Posts Tagged ‘stimulus package’

We all depend on numbers, even those of us who are math-challenged. Numbers count, measure, organize, or label.  But when people say numbers don’t lie, buyer beware. Numbers don’t lie and guns don’t kill but weapons can be discharged and numbers can be manipulated.

“What Are the Odds a Handy, Quotable Statistic Is Lying? Better Than Even” is the title of a review of a book called “The Numbers Game” and it goes to show how deceiving numbers can be when they’re bundled as statistics and given a context. The idea, as the reviewer points out, is to make us a little smarter about statistics.

This is not to diminish the efficiency or importance of data gathering or the increasing sophistication with which statisticians refine their science but rather to look further at how numbers are used, not by pollsters but by politicians, pundits and our own sorry brains, to confirm our deepest suspicions or our worst fears. As “The Numbers Game” authors point out, it’s up to humans to define what it is we’d like our numbers to count, measure, organize, or label. Numbers can teach us if we know what it is we’d like to learn – or what we’d like to believe.

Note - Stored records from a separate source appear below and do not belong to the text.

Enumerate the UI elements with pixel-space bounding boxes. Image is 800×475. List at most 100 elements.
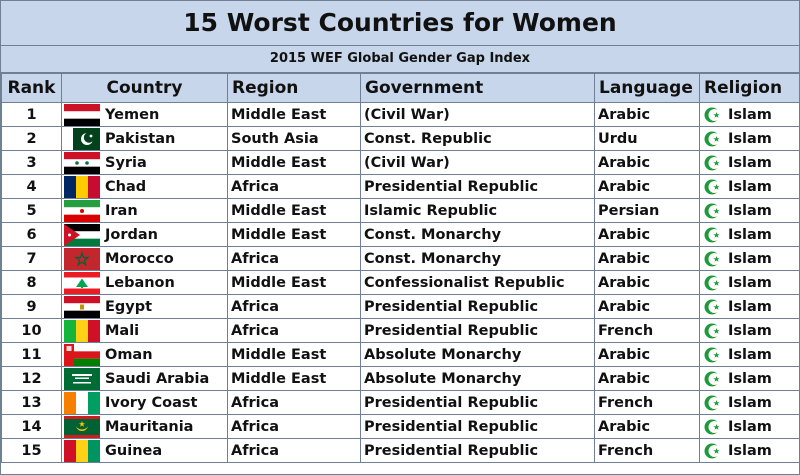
- lebanon-flag-icon: [64, 271, 100, 294]
- column-header-region: Region: [227, 73, 361, 103]
- language-cell: Arabic: [594, 102, 700, 127]
- yemen-flag-icon: [64, 103, 100, 126]
- religion-cell: Islam: [699, 342, 800, 367]
- region-cell: Middle East: [227, 270, 361, 295]
- language-cell: Arabic: [594, 342, 700, 367]
- crescent-star-icon: [704, 419, 721, 434]
- religion-label: Islam: [728, 250, 772, 267]
- mali-flag-icon: [64, 319, 100, 342]
- crescent-star-icon: [704, 323, 721, 338]
- government-cell: (Civil War): [360, 150, 595, 175]
- religion-cell: Islam: [699, 150, 800, 175]
- table-row: 14 Mauritania Africa Presidential Republic A…: [1, 414, 800, 439]
- region-cell: Africa: [227, 438, 361, 463]
- crescent-star-icon: [704, 227, 721, 242]
- crescent-star-icon: [704, 131, 721, 146]
- country-cell: Syria: [61, 150, 228, 175]
- region-cell: Africa: [227, 390, 361, 415]
- government-cell: Presidential Republic: [360, 294, 595, 319]
- religion-cell: Islam: [699, 102, 800, 127]
- mauritania-flag-icon: [64, 415, 100, 438]
- rank-cell: 14: [1, 414, 62, 439]
- religion-cell: Islam: [699, 390, 800, 415]
- column-header-country: Country: [61, 73, 228, 103]
- language-cell: Arabic: [594, 174, 700, 199]
- country-cell: Mali: [61, 318, 228, 343]
- crescent-star-icon: [704, 179, 721, 194]
- country-name: Iran: [105, 202, 138, 219]
- religion-label: Islam: [728, 442, 772, 459]
- table-body: 1 Yemen Middle East (Civil War) Arabic Islam 2…: [1, 102, 800, 463]
- crescent-star-icon: [704, 275, 721, 290]
- government-cell: Presidential Republic: [360, 414, 595, 439]
- language-cell: Persian: [594, 198, 700, 223]
- government-cell: Confessionalist Republic: [360, 270, 595, 295]
- region-cell: Africa: [227, 294, 361, 319]
- religion-cell: Islam: [699, 198, 800, 223]
- table-row: 5 Iran Middle East Islamic Republic Persian I…: [1, 198, 800, 223]
- rank-cell: 4: [1, 174, 62, 199]
- country-name: Mali: [105, 322, 140, 339]
- country-cell: Saudi Arabia: [61, 366, 228, 391]
- rank-cell: 11: [1, 342, 62, 367]
- religion-label: Islam: [728, 346, 772, 363]
- rank-cell: 1: [1, 102, 62, 127]
- country-name: Pakistan: [105, 130, 176, 147]
- government-cell: Const. Monarchy: [360, 246, 595, 271]
- crescent-star-icon: [704, 347, 721, 362]
- language-cell: Arabic: [594, 366, 700, 391]
- table-row: 13 Ivory Coast Africa Presidential Republic…: [1, 390, 800, 415]
- country-name: Guinea: [105, 442, 163, 459]
- country-name: Chad: [105, 178, 147, 195]
- countries-table: Rank Country Region Government Language …: [1, 73, 800, 463]
- header-row: Rank Country Region Government Language …: [1, 73, 800, 103]
- table-row: 10 Mali Africa Presidential Republic French I…: [1, 318, 800, 343]
- country-cell: Jordan: [61, 222, 228, 247]
- region-cell: Middle East: [227, 366, 361, 391]
- religion-label: Islam: [728, 154, 772, 171]
- chad-flag-icon: [64, 175, 100, 198]
- column-header-rank: Rank: [1, 73, 62, 103]
- region-cell: Africa: [227, 174, 361, 199]
- language-cell: French: [594, 438, 700, 463]
- column-header-religion: Religion: [699, 73, 800, 103]
- crescent-star-icon: [704, 395, 721, 410]
- government-cell: Presidential Republic: [360, 318, 595, 343]
- religion-cell: Islam: [699, 294, 800, 319]
- crescent-star-icon: [704, 443, 721, 458]
- crescent-star-icon: [704, 155, 721, 170]
- jordan-flag-icon: [64, 223, 100, 246]
- pakistan-flag-icon: [64, 127, 100, 150]
- religion-label: Islam: [728, 298, 772, 315]
- religion-cell: Islam: [699, 318, 800, 343]
- table-row: 9 Egypt Africa Presidential Republic Arabic I…: [1, 294, 800, 319]
- country-name: Morocco: [105, 250, 174, 267]
- table-row: 12 Saudi Arabia Middle East Absolute Monarc…: [1, 366, 800, 391]
- religion-cell: Islam: [699, 246, 800, 271]
- page-subtitle: 2015 WEF Global Gender Gap Index: [1, 46, 799, 73]
- country-cell: Egypt: [61, 294, 228, 319]
- religion-cell: Islam: [699, 414, 800, 439]
- region-cell: Africa: [227, 246, 361, 271]
- country-name: Jordan: [105, 226, 158, 243]
- crescent-star-icon: [704, 203, 721, 218]
- government-cell: Presidential Republic: [360, 390, 595, 415]
- religion-label: Islam: [728, 370, 772, 387]
- rank-cell: 3: [1, 150, 62, 175]
- country-cell: Chad: [61, 174, 228, 199]
- religion-label: Islam: [728, 274, 772, 291]
- table-row: 6 Jordan Middle East Const. Monarchy Arabic I…: [1, 222, 800, 247]
- region-cell: Middle East: [227, 222, 361, 247]
- religion-label: Islam: [728, 322, 772, 339]
- religion-label: Islam: [728, 394, 772, 411]
- religion-cell: Islam: [699, 366, 800, 391]
- table-row: 7 Morocco Africa Const. Monarchy Arabic Islam: [1, 246, 800, 271]
- crescent-star-icon: [704, 371, 721, 386]
- language-cell: Arabic: [594, 270, 700, 295]
- country-cell: Guinea: [61, 438, 228, 463]
- religion-label: Islam: [728, 130, 772, 147]
- crescent-star-icon: [704, 251, 721, 266]
- region-cell: Middle East: [227, 342, 361, 367]
- country-cell: Iran: [61, 198, 228, 223]
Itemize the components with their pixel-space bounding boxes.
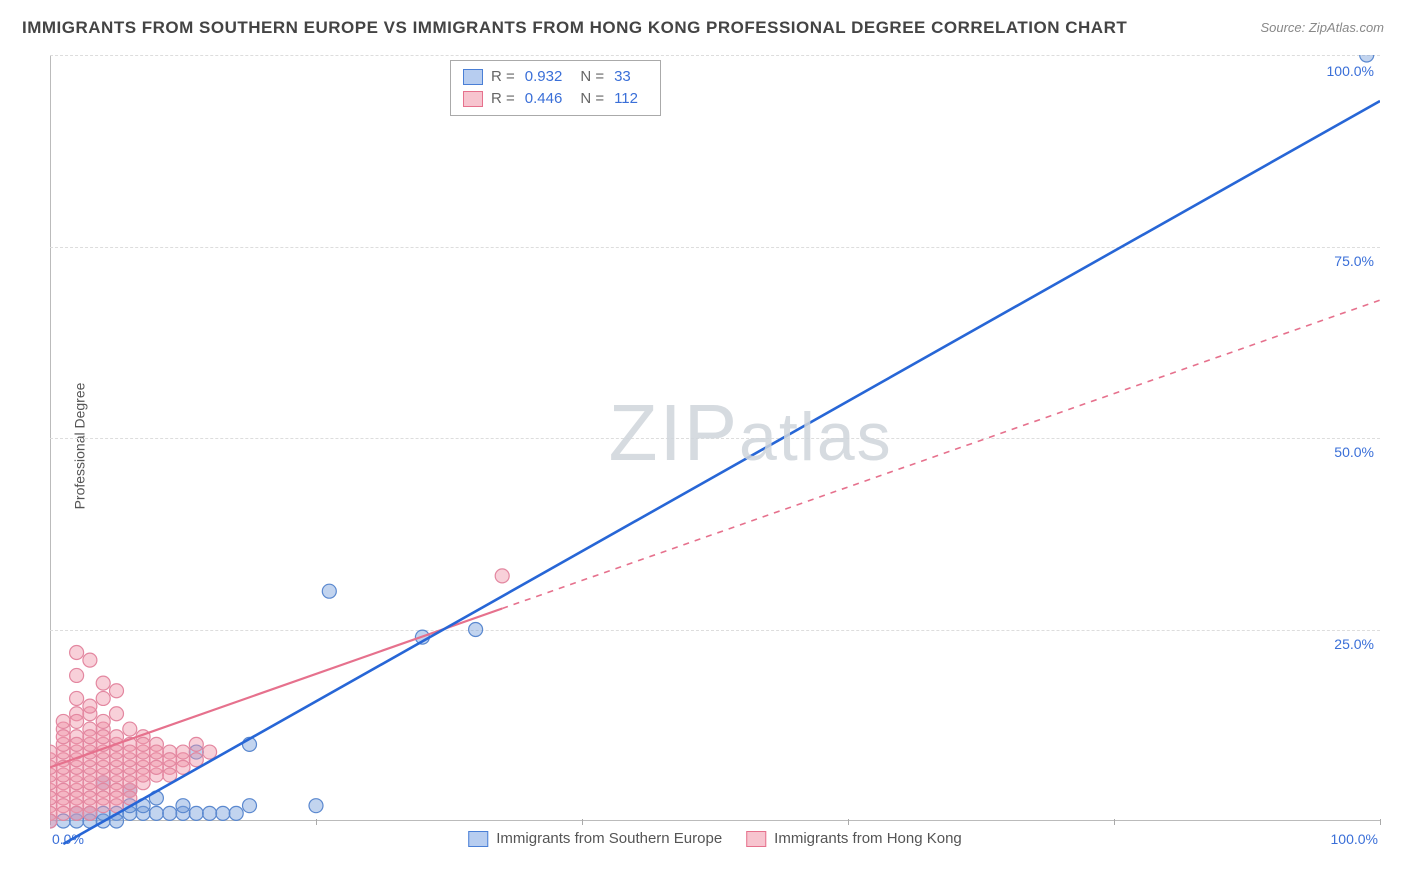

So what do some of the numbers tell us? For example, I’d like to know:

  • If a stimulus package that began at 600 billion dollars is suddenly approaching nearly a trillion dollars, how do we measure the effects of the delays deemed necessary to make the cuts that shouldn’t have been necessary to make but now clearly are?
  • If, due to a 7% unemployment rate, states need to borrow to cover unemployment insurance, how do states get out of debt?
  • If the Senate is normally made up of 100 individuals but is now made up of 99 because of one contested seat and if one other (Democratic) Senator is not voting because he’s ailing and if a third (Democratic) Senator appears to be on the verge of ailing and if there appear to be somewhere between three and four moderate Republicans who might be willing to vote with the Democratic majority on occasion, how do we measure the chances of meaningful legislation passing in the first 100 days of this new Administration?
  • If the amount in taxes owed by three Presidential nominees is one-third the cost of a private jet or a bundle of bonuses procured or dispensed by bailed-out bank corporations, how might we measure the effectiveness of dumping the nominees versus the effectiveness of dumping CEOs running companies benefiting from government largess.
  • If Punxsutawney Phil saw his shadow on Groundhog Day over in Pennsylvania but Staten Island Zoo’s Charles V. Hogg didn’t (instead Chuck, in a fit of pique, bit Mayor Bloomberg of New York ), how many more days of this god-awful winter can we expect here in Central Jersey?